Partnerships fuel acquisition and loyalty
Where the lack of the cookie will really be felt is in new customer acquisition. Loyalty is the natural next wave of transformation within the customer journey, but prospecting will always be a strategy for brands. The question is where to start.
Even without cookies, we can still do lookalike models and still prospect in walled gardens, which do give solid ROI. But, specifically in the EU and the UK, permission-based data sharing, contextual data assets and cohorts will be the way to the future. There are a lot of providers who have these assets, but the ones grounded in a data-first philosophy will create that understanding in customer behaviour and enable personalisation.
Providers and vendors are just one aspect. There are partners or brands that marketers should be working with at a more strategic level, to build authentic relationships with customers and deliver some kind of value exchange for data. These aren’t new – these data exchanges (aka ‘clean rooms’) have been around for some years now – but where they often break down is in the commercial relationship: one always seems to be getting more out of the partnership than the other.
Take travel, for example. For the airlines to be competitive, they have to know their customers. But they have a big challenge in even sharing data with the airports where they’re hubbed, let alone with the retailers inside. They just feel that they’d be bringing more to the partnership but getting less from it.
What marketers in these partnerships need to understand is that the ‘pie’ is going to be larger than the sum of the individual parts, and they’ll ultimately be more competitive as a result. Partnerships are going to be just as valuable within the ad space, where brands and publishers can use the demise of the third-party cookie to build direct relationships with key partners.
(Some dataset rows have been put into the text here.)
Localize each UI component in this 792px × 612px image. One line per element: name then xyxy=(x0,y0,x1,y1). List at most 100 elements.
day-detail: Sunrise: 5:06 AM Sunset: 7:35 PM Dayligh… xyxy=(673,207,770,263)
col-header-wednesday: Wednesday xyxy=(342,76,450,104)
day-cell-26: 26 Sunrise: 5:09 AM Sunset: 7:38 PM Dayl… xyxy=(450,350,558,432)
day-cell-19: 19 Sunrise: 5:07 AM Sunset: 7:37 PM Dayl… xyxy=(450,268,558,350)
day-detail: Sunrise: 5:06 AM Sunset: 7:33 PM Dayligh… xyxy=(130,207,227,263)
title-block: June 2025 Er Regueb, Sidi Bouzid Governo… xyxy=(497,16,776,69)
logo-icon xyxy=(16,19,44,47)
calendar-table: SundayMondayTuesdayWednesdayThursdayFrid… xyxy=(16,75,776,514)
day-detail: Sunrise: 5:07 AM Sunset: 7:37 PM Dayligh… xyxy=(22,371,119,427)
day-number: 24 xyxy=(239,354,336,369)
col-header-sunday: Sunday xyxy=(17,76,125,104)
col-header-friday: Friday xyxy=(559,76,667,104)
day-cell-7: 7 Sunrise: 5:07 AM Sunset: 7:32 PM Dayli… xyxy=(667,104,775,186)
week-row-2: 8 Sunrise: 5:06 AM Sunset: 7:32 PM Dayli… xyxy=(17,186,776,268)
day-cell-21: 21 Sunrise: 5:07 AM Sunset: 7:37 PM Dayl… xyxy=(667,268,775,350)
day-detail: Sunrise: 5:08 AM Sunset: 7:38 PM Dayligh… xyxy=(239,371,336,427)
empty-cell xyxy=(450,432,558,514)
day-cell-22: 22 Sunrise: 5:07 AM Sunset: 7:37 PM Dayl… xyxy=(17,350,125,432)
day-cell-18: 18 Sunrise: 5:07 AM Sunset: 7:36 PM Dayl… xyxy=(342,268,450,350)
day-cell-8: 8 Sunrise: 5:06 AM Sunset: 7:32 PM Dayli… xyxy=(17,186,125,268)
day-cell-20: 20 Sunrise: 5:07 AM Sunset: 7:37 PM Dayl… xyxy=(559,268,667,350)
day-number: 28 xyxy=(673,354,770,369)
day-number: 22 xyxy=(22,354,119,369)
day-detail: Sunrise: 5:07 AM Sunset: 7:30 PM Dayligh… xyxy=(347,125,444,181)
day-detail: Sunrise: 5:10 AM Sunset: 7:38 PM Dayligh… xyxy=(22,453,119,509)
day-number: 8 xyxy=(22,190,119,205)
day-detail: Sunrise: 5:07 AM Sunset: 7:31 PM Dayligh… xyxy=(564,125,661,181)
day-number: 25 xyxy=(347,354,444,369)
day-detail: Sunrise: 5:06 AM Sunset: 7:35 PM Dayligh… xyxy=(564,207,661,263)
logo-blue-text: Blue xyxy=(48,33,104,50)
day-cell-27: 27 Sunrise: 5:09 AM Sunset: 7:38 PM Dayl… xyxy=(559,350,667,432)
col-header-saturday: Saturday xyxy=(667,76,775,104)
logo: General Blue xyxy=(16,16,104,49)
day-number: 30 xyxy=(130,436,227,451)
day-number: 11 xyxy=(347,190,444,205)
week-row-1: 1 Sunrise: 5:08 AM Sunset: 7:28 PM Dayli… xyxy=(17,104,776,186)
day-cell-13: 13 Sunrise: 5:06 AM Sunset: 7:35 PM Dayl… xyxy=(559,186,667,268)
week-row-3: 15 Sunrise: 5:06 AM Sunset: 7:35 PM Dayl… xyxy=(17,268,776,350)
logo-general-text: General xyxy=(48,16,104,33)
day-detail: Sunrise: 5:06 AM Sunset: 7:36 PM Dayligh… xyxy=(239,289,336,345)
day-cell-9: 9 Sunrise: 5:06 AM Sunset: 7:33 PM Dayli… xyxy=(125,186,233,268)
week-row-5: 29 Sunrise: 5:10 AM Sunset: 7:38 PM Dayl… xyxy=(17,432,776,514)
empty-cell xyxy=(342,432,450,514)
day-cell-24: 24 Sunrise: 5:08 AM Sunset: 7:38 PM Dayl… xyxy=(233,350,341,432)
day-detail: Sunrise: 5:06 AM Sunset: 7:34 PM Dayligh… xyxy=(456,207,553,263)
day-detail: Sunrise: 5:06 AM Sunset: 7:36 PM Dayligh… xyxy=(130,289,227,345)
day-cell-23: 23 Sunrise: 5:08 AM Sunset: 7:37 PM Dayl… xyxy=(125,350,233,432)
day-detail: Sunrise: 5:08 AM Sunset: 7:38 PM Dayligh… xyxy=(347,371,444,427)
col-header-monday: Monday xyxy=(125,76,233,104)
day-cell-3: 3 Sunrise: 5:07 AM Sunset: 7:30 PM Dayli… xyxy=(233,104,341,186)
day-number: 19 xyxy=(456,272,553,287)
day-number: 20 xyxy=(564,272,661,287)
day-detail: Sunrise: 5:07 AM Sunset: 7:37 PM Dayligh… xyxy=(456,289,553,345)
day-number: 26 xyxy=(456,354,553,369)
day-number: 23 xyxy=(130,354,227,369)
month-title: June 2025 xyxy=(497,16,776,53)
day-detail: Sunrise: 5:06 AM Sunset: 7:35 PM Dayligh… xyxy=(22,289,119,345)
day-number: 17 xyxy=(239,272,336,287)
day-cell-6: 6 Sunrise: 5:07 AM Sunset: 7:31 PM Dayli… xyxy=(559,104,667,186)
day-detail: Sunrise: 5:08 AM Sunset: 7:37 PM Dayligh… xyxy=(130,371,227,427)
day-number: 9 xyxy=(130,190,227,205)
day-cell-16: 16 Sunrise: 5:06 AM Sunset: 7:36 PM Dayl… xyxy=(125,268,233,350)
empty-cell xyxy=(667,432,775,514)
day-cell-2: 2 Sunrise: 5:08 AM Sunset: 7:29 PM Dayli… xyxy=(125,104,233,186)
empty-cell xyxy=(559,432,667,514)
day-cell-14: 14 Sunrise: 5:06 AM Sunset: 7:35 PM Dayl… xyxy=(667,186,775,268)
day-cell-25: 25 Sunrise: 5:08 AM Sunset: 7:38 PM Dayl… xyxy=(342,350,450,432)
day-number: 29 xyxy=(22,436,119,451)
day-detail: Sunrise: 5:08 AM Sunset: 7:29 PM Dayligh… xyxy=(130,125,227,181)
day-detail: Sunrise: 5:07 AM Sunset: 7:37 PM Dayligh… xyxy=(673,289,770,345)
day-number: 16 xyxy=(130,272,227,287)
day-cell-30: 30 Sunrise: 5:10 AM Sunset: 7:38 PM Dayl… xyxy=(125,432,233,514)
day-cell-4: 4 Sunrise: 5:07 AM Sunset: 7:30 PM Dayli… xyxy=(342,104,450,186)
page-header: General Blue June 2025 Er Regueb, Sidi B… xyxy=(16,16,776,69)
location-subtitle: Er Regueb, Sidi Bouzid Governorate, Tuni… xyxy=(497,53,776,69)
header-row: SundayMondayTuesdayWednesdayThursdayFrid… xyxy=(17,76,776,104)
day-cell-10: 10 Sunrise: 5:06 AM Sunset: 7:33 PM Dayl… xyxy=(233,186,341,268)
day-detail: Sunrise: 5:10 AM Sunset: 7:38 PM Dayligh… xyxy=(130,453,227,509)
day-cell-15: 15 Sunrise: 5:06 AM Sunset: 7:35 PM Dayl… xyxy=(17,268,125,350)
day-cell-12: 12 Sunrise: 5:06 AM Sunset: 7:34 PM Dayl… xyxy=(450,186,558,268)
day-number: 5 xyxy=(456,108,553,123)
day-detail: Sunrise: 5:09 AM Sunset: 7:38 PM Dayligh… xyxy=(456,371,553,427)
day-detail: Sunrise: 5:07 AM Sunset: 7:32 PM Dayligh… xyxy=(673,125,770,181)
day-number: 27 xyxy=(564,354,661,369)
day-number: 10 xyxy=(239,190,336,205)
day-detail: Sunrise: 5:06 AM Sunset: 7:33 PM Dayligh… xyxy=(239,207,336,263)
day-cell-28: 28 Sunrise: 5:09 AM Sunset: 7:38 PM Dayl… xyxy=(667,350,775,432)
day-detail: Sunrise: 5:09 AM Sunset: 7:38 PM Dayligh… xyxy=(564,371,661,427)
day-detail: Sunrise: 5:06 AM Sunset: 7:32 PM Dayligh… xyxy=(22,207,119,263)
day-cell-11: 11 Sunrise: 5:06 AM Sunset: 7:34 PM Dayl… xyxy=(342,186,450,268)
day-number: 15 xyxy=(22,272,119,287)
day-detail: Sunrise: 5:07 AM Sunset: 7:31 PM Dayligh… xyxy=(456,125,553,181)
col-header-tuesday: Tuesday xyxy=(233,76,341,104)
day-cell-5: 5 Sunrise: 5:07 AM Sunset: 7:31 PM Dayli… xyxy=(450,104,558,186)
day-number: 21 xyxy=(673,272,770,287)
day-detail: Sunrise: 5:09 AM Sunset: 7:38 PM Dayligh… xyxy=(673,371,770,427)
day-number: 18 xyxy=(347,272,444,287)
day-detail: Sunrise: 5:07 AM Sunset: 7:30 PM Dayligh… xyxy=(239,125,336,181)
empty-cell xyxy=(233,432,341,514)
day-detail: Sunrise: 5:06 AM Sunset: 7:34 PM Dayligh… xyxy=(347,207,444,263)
Alternative routes to personalisation
We said at the top that skills are going to represent the big hurdle to get over, and one solution isn’t going to solve all a brand’s problems. It’ll be a combination of build, buy and partner. Take, for example, creating first-party identities. The brand’s own identity layer will be so important, and you can only create that in one of two ways: either you own the data or you add third-party data assets in a meaningful way. That’s not going to be easy to do with the end of cookies, but brands will have to do it if they’re going to get more sophisticated in people-based marketing.
Similarly, journey maps must be extremely robust to meet the new measurement challenge. How do you measure the indirect interactions, visits to partner sites or different events during the journey? Understanding what the motivation is behind a customer leaving, when the critical event could have been 10 weeks before they actually detonated the relationship, is vital. One bank identified that, when a customer had a missed service request, the simple act of sending an automated email to check in reduced overall churn by 5%.
Understanding the customer, measuring the customer interaction and working out the relative impact of key touchpoints is all going to be essential in a post-cookie world. There’s no sugar-coating it. Most brands can’t pull this out of the hat overnight. There’s a desperate need to upskill internal staff, build partnerships with expert solution providers and reassess how your brand can become part of a meaningful ecosystem. The to-do list is long. The time to get started on it is today.
Mike Menzer is executive vice-president and general manager of Acxiom International.